Jeff Bezos in Glasgow: All the Absurdity of Fighting Climate Crisis (Opinion)

World Climate Summit COP26
The whole absurdity of the fight against the climate crisis can be traced to Jeff Bezos

The richest man in the world at the climate summit: Jeff Bezos arrived in a private jet and promised billions in donations.

© Steve Reigate / Getty Images

At the World Climate Conference, Amazon founder Jeff Bezos announced that it would donate billions for climate protection. At the same time, he wastes enormous resources with leisure flights into space. His appearance in Glasgow was an example of how absurd the fight against the climate crisis is.

First of all: We, who live in the rich industrial nations, all have our share in the climate crisis: We drive combustion cars, we sometimes heat too much if we want to be cozy in the cold season, we fly around the world on vacation, We consume diligently, we eat more meat than is good for us, we produce garbage, we use energy for the Internet, TV, entertainment. We do some of it to make a living. In an industrial society whose companies do a lot of good, but also – as we had to learn – saw at the same time the branch on which we and everyone else in the world are sitting. Hence: Nobody has reason to feel like a “better person”.

And yet one has to look at what is happening at the world climate summit. The entire absurdity of the approach taken by the rich and powerful – those of us who can still effectively contain climate change – in the fight against the global crisis can be determined by the appearance of a man. We’re talking about Jeff Bezos.

Jeff Bezos: Billions for climate protection

The currently richest person in the world appeared in Glasgow and announced something very good: Two billion dollars are to flow through his “Earth Fund” into the reforestation of forests (especially in the USA and Africa) and into the change of agricultural systems. This would stop soil erosion, bind more greenhouse gas CO2 and achieve greater crop yields. By 2030, the Amazon founder wants to use the fund to make ten billion dollars for climate-friendly measures. He can be applauded for this, provided that the money ends up where it can be used effectively.

At the same time there is the other side. Bezos traveled – by no means the only one – in a private jet (allegedly powered by vegetable oil) to a climate conference, to which particularly high expectations are attached. And it was precisely at this conference that the 57-year-old talked about how he had become aware of how fragile and vulnerable the earth was during his flight into space; that “what we have” must be preserved and “what we have lost” must be restored.

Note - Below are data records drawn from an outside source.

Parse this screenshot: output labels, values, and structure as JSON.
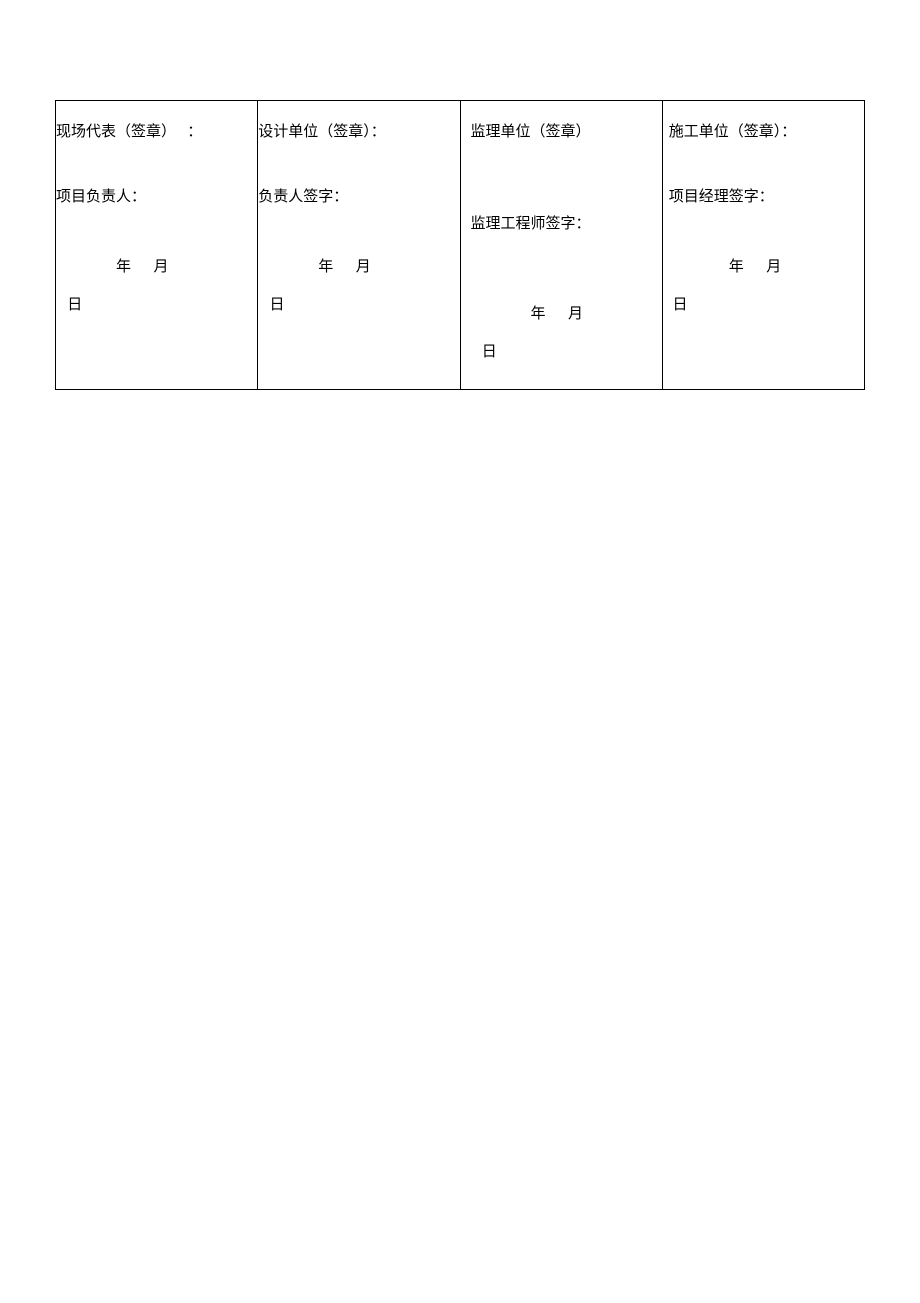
{
  "table": {
    "border_color": "#000000",
    "background_color": "#ffffff",
    "text_color": "#000000",
    "font_size": 15,
    "columns": [
      {
        "header": "现场代表（签章）   ：",
        "signer_label": "项目负责人：",
        "date_parts": {
          "year_prefix": "                年      月",
          "day_prefix": "   日"
        }
      },
      {
        "header": "设计单位（签章）：",
        "signer_label": "负责人签字：",
        "date_parts": {
          "year_prefix": "                年      月",
          "day_prefix": "   日"
        }
      },
      {
        "header": "监理单位（签章）",
        "signer_label": "监理工程师签字：",
        "date_parts": {
          "year_prefix": "                年      月",
          "day_prefix": "   日"
        }
      },
      {
        "header": "施工单位（签章）：",
        "signer_label": "项目经理签字：",
        "date_parts": {
          "year_prefix": "                年      月",
          "day_prefix": " 日"
        }
      }
    ]
  }
}
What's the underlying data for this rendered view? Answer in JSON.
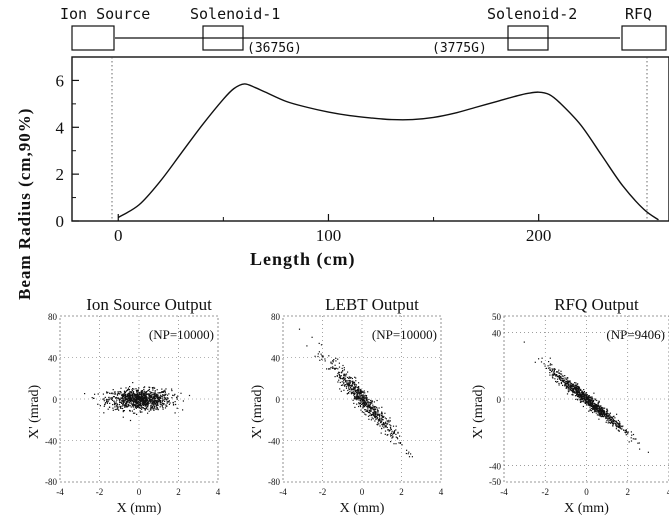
{
  "beamline": {
    "labels": [
      "Ion Source",
      "Solenoid-1",
      "Solenoid-2",
      "RFQ"
    ],
    "fields": [
      "(3675G)",
      "(3775G)"
    ]
  },
  "chart_data": [
    {
      "type": "line",
      "xlabel": "Length (cm)",
      "ylabel": "Beam Radius (cm,90%)",
      "xlim": [
        -22,
        262
      ],
      "ylim": [
        0,
        7
      ],
      "xticks": [
        "0",
        "100",
        "200"
      ],
      "yticks": [
        "0",
        "2",
        "4",
        "6"
      ],
      "x": [
        0,
        10,
        20,
        30,
        40,
        50,
        55,
        60,
        65,
        70,
        80,
        90,
        100,
        110,
        120,
        130,
        140,
        150,
        160,
        170,
        180,
        190,
        195,
        200,
        205,
        210,
        220,
        230,
        240,
        250,
        257
      ],
      "y": [
        0.15,
        0.7,
        1.7,
        2.9,
        4.1,
        5.2,
        5.65,
        5.85,
        5.7,
        5.5,
        5.1,
        4.85,
        4.65,
        4.5,
        4.4,
        4.33,
        4.33,
        4.42,
        4.6,
        4.85,
        5.1,
        5.35,
        5.45,
        5.5,
        5.4,
        5.05,
        4.1,
        2.8,
        1.5,
        0.5,
        0.05
      ]
    },
    {
      "type": "scatter",
      "title": "Ion Source Output",
      "annotation": "(NP=10000)",
      "xlabel": "X (mm)",
      "ylabel": "X' (mrad)",
      "xlim": [
        -4,
        4
      ],
      "ylim": [
        -80,
        80
      ],
      "xticks": [
        "-4",
        "-2",
        "0",
        "2",
        "4"
      ],
      "yticks": [
        "80",
        "40",
        "0",
        "-40",
        "-80"
      ],
      "cloud": {
        "cx": 0,
        "sx": 0.8,
        "sy": 5,
        "slope": 0,
        "count": 1000
      }
    },
    {
      "type": "scatter",
      "title": "LEBT Output",
      "annotation": "(NP=10000)",
      "xlabel": "X (mm)",
      "ylabel": "X' (mrad)",
      "xlim": [
        -4,
        4
      ],
      "ylim": [
        -80,
        80
      ],
      "xticks": [
        "-4",
        "-2",
        "0",
        "2",
        "4"
      ],
      "yticks": [
        "80",
        "40",
        "0",
        "-40",
        "-80"
      ],
      "cloud": {
        "cx": 0,
        "sx": 0.85,
        "sy": 5,
        "slope": -21,
        "count": 650
      }
    },
    {
      "type": "scatter",
      "title": "RFQ Output",
      "annotation": "(NP=9406)",
      "xlabel": "X (mm)",
      "ylabel": "X' (mrad)",
      "xlim": [
        -4,
        4
      ],
      "ylim": [
        -50,
        50
      ],
      "xticks": [
        "-4",
        "-2",
        "0",
        "2",
        "4"
      ],
      "yticks": [
        "50",
        "40",
        "0",
        "-40",
        "-50"
      ],
      "cloud": {
        "cx": 0,
        "sx": 0.9,
        "sy": 2,
        "slope": -10,
        "count": 900
      }
    }
  ]
}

He said this to people who have been saying exactly that for more than two decades, but hardly anyone has wanted to hear it. He said this to people who are actively working in politics, science and nature conservation to save the earth and who have been trying for what felt like ages to create awareness of the consequences of the climate crisis. And he told people whose homeland is already sinking into the sea; People like the President of the Palau Archipelago, Surangel Whipps, who expressed his despair in Glasgow: “Slow death has no dignity. Then bomb our islands instead of making us suffer just to see our slow, fateful decline. “


Greta Thunberg sings on the climate demo: "Put your climate crisis in the ashes"

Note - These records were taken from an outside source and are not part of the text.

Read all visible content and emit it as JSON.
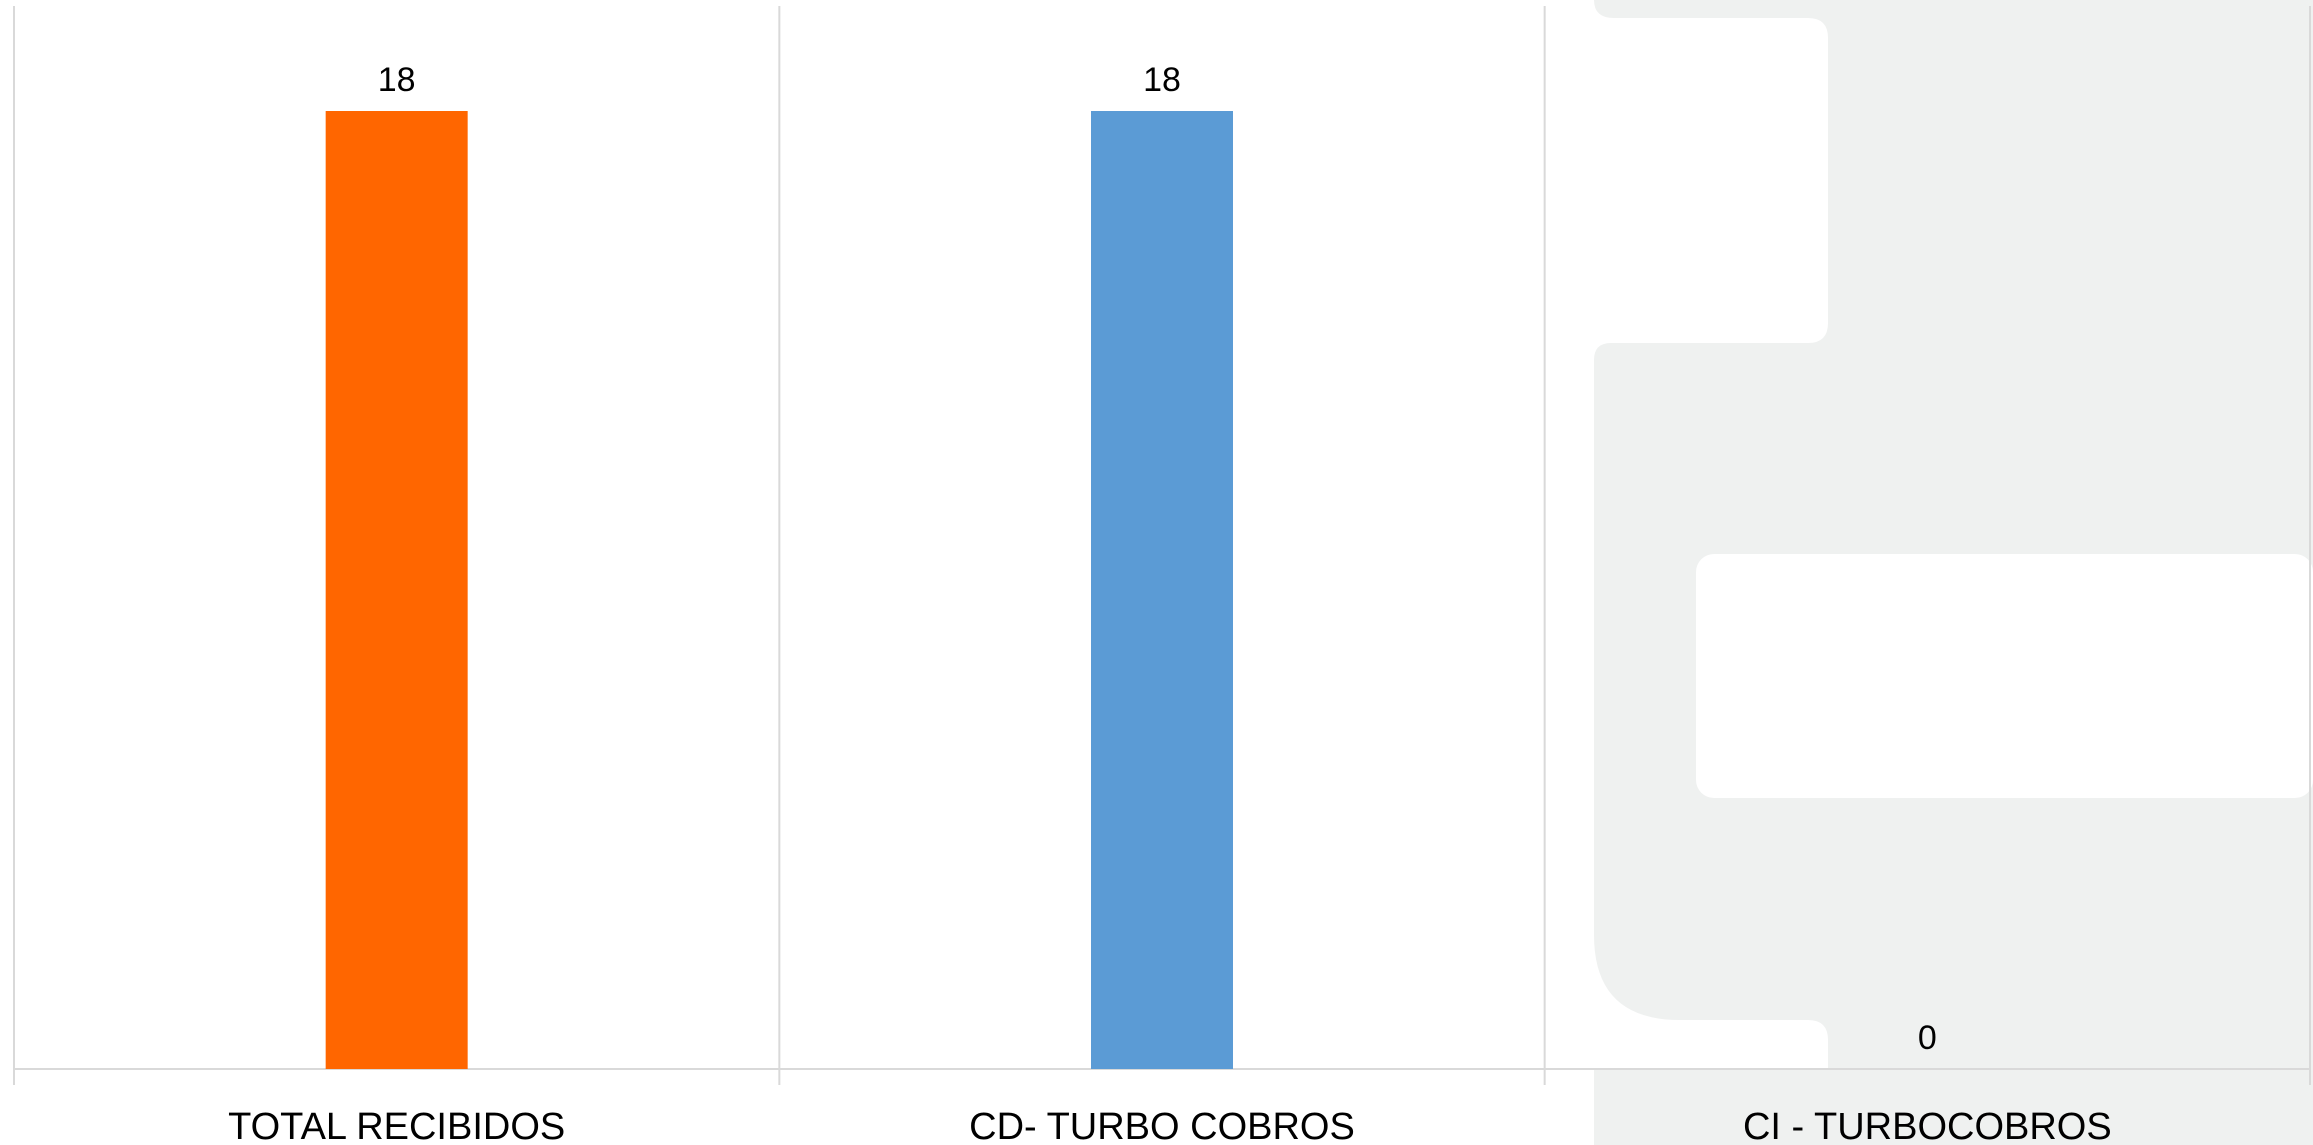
{
  "chart_data": {
    "type": "bar",
    "categories": [
      "TOTAL RECIBIDOS",
      "CD- TURBO COBROS",
      "CI - TURBOCOBROS"
    ],
    "values": [
      18,
      18,
      0
    ],
    "colors": [
      "#ff6600",
      "#5b9bd5",
      "#5b9bd5"
    ],
    "data_labels": [
      "18",
      "18",
      "0"
    ],
    "ylim": [
      0,
      18
    ],
    "grid": false,
    "vertical_category_separators": true,
    "legend": "none",
    "title": "",
    "xlabel": "",
    "ylabel": ""
  }
}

Between astronaut folklore and mockery

Jeff Bezos countered these people with a sentence – probably even sincere – that has long been part of astronaut folklore. With a personal insight, gained on a pleasure flight into space that has devoured enormous resources, and the plan to carry more very rich people into orbit for an adventure flight with the use of further enormous resources. We who live in the rich industrial nations may shake our heads at this. But people like Surangel Whipps must feel mocked and abandoned.

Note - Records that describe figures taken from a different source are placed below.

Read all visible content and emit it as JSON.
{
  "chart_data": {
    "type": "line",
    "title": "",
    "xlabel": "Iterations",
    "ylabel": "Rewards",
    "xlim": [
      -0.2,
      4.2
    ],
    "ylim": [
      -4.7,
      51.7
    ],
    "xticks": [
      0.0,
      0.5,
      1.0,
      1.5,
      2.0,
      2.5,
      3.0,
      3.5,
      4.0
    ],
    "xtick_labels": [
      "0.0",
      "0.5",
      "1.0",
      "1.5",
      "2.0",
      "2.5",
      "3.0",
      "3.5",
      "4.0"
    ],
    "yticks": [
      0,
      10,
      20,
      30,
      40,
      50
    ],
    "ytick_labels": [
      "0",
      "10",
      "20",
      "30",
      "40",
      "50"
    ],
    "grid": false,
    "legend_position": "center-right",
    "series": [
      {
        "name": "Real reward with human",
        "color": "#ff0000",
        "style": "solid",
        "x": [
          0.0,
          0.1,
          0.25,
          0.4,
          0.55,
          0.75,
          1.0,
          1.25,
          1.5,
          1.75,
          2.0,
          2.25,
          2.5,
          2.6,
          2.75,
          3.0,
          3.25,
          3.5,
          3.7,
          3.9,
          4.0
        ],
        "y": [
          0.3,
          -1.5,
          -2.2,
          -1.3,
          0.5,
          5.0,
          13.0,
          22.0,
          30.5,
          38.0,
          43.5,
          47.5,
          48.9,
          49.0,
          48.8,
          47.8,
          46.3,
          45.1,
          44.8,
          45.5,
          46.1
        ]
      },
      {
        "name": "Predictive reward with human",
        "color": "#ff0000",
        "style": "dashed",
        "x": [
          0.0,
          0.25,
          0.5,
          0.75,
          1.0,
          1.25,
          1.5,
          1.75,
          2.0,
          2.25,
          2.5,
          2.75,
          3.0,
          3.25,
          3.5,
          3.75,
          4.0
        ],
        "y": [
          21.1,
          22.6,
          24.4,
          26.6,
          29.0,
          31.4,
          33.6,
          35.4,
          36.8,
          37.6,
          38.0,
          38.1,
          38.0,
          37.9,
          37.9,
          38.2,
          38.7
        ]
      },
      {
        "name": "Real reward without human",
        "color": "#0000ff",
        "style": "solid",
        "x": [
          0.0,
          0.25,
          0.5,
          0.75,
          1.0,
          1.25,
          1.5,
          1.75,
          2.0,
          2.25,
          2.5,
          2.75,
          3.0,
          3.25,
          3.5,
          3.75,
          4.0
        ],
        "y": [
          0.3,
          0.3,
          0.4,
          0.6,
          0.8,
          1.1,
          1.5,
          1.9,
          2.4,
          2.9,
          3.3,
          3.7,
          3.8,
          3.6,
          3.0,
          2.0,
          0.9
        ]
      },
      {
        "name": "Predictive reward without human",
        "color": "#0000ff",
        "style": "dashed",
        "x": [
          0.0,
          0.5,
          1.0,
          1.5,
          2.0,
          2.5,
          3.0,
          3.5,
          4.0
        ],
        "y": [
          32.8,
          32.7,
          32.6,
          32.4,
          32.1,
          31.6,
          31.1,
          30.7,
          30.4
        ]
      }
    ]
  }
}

How would it be if a Jeff Bezos – with all the commendable donations – invested his enormous resources, and above all his ambition, instead of space tourism in the research and implementation of innovative climate protection technologies, in the development of appropriate industries and in the protection of those who are already doomed Sinking Islands like Palau, Vanuatu, Tuvalu or the Maldives ?! Hard to imagine what could be achieved then.

There is still room for commitment to the community

And whoever objects that Bezos has finally worked hard for his wealth and is already extremely generous anyway, what else do you want from him, you are right on the one hand. On the other hand, it should be remembered that his wealth is largely based on the sale of goods which he usually did not manufacture himself, and which, after being sold and used, turn into garbage, which in turn pollutes the environment and the world’s oceans. All of this under the often criticized working conditions for the employees: inside and the extensive avoidance of taxes. Seen in this light, there is still room for improvement in terms of commitment to the community to which it owes its success.

The world community needs people like Jeff Bezos. Not as tax evaders and space hoteliers. But as innovative and ambitious fighters against the global catastrophe. Only then would an appearance like the one in Glasgow no longer be absurd.